A caretaker found the rhino, named Vince, on Tuesday morning in the zoo's African Plains exhibit. Two other rhinos housed at the zoo, 37-year-old Gracie and 5-year-old Bruno, were not injured.
"We are all affected, especially the caretaker who has made this macabre discovery," the zoo's founder, Paul de La Panouse, told France's Le Parisien newspaper. "One gets attached to these animals, especially the big ones, and we cry when they leave us, especially under these circumstances."
The poachers, who have not been identified, broke into the zoo through a gate near the African Plains exhibit. They headed to the rhinoceros building, where they forced their way through a pair of doors and into the animal lodges, zoo officials said.
The poachers shot Vince three times in the head and cut off one of the rhino's horns with what authorities believe to be a chainsaw. Vince's second horn was partially cut but not taken, indicating that the poachers were interrupted or that they had "defective equipment," according to zoo officials.
"This odious act was carried out even though there were five staff members living onsite and security cameras," the zoo said in a statement.
Vince was born in late 2012 at Bergers' zoo in Arnhelm in the Netherlands.
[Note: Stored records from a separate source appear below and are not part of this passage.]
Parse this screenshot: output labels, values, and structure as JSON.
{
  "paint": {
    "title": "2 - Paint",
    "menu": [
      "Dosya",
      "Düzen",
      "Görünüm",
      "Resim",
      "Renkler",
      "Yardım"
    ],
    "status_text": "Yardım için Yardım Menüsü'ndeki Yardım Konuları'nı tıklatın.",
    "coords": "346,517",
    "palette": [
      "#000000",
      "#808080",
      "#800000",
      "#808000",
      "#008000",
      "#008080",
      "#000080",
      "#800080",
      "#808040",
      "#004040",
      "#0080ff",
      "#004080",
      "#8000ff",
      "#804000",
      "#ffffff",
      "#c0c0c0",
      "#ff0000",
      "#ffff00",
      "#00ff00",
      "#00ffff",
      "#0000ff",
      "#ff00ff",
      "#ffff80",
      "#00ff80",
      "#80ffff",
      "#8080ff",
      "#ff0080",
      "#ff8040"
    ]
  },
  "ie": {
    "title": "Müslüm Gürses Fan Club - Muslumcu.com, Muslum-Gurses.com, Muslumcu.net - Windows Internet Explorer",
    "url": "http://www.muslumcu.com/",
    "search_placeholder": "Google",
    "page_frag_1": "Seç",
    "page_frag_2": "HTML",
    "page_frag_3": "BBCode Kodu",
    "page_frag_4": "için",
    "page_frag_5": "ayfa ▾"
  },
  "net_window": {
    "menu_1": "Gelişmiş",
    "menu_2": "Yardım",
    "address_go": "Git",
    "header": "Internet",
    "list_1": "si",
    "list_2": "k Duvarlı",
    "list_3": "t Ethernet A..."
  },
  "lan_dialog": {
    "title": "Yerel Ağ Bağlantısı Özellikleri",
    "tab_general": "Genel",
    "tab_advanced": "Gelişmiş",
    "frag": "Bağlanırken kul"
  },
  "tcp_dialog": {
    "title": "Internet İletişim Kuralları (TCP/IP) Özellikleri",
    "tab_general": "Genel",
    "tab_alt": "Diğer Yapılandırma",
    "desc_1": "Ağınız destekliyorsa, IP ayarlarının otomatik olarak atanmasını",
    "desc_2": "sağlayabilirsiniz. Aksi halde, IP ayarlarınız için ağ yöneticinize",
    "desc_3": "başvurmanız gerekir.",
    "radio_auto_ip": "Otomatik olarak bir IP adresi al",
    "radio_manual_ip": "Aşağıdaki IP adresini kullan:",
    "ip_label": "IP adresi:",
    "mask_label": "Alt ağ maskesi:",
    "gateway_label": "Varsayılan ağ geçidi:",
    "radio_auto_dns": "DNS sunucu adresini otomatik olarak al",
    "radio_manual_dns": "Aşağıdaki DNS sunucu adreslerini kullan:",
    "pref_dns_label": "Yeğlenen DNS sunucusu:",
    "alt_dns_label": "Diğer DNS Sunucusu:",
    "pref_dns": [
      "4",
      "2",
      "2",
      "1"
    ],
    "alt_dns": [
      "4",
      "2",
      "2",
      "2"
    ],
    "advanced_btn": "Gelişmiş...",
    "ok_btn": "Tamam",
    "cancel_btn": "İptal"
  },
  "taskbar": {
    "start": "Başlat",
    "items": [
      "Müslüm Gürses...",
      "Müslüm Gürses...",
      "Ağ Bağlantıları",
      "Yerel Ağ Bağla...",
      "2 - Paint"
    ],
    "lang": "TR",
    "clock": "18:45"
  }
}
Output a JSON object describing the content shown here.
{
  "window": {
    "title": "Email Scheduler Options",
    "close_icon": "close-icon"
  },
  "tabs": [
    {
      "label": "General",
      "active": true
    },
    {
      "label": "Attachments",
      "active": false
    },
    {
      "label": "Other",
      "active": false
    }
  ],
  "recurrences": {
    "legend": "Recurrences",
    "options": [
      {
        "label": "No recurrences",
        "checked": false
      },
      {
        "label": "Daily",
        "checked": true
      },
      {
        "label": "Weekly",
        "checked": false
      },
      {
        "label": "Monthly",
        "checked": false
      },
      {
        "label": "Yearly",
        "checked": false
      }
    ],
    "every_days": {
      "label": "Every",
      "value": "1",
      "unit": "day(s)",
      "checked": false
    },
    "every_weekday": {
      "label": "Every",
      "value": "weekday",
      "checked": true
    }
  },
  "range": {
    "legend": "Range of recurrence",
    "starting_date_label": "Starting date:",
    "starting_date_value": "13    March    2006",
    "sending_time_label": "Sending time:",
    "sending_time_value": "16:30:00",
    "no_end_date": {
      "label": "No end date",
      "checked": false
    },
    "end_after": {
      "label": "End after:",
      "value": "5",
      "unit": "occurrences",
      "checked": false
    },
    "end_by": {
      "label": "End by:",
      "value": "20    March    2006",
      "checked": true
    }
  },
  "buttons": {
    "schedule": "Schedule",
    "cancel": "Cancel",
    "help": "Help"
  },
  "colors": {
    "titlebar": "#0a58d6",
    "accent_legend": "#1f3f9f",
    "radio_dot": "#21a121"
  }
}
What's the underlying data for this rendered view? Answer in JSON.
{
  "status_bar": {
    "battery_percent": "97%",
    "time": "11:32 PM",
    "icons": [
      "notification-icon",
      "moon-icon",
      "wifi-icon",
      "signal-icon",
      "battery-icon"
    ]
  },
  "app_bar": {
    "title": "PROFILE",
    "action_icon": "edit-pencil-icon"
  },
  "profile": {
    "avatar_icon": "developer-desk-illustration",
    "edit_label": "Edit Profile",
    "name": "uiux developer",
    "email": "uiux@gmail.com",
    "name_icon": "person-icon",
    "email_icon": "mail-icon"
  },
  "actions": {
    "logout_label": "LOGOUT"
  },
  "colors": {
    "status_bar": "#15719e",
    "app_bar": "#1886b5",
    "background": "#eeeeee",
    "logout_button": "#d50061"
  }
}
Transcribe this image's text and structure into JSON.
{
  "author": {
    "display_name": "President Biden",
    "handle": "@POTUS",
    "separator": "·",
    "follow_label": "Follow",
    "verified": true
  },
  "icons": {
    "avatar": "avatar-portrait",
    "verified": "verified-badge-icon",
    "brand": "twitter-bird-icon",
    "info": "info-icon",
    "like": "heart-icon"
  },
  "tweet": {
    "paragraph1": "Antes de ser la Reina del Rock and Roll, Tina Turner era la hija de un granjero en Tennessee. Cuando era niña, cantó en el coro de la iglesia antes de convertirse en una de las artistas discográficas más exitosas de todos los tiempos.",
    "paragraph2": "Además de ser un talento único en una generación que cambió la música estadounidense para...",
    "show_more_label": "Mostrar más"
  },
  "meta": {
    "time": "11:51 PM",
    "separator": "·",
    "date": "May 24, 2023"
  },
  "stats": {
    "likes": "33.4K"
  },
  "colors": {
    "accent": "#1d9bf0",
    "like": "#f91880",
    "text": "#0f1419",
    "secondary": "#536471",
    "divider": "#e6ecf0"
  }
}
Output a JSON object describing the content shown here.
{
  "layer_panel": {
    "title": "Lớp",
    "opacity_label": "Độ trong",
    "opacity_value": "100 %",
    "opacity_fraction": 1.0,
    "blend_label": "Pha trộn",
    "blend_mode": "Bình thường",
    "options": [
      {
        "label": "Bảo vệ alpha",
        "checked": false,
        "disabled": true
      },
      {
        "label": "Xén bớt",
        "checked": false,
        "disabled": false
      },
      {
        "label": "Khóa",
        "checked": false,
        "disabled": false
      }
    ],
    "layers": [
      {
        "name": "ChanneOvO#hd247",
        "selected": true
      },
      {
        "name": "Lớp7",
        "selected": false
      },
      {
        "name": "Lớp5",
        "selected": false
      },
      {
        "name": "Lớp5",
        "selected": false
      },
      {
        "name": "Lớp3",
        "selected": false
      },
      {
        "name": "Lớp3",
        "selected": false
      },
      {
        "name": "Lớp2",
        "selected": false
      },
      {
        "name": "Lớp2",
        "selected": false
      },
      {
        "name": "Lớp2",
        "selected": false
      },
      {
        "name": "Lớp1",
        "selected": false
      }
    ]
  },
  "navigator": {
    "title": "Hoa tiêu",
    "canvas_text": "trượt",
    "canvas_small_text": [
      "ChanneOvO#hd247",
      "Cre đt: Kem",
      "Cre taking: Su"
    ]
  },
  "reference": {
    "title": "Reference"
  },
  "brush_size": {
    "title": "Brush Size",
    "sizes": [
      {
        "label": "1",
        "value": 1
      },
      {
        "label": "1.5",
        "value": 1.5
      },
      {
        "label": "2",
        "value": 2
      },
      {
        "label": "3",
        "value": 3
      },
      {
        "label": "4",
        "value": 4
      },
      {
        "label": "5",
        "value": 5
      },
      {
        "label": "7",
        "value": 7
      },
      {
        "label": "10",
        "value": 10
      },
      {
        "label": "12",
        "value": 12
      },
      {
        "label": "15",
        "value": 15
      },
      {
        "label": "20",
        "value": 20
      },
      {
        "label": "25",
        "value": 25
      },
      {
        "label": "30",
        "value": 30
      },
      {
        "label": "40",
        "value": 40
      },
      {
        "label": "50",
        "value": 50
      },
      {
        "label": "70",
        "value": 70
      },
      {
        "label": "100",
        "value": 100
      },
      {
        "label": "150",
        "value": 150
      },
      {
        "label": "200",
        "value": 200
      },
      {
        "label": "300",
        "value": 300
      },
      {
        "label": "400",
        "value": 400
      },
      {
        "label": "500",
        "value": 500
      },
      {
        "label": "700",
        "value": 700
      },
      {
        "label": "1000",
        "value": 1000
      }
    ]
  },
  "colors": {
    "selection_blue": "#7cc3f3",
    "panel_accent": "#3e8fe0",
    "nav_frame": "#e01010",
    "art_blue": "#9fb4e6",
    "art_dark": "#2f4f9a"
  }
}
He moved to the Thoiry zoo in 2015 and is part of the "extremely endangered" southern white rhinoceros subspecies.
"It's extremely shocking," Duguet told France's 20 Minutes newspaper. "An act of such extreme violence has never happened before in Europe."
Zoo officials said thefts of rhinoceros horns are on the rise across Europe. Trafficking in wild species and things taken from them, like rhino horns, is severely punished under French law.
A single rhinoceros horn is estimated to fetch between $31,000 and $43,000, according to The Guardian. Authorities told the newspaper that a trade network specializing in poached horns stretches between France and Asia, where the horns are in demand because of their supposed aphrodisiac properties.
The Thoiry zoo, just outside Paris, is famed for its safari park, which can only be explored from the inside of a vehicle, according to The Associated Press.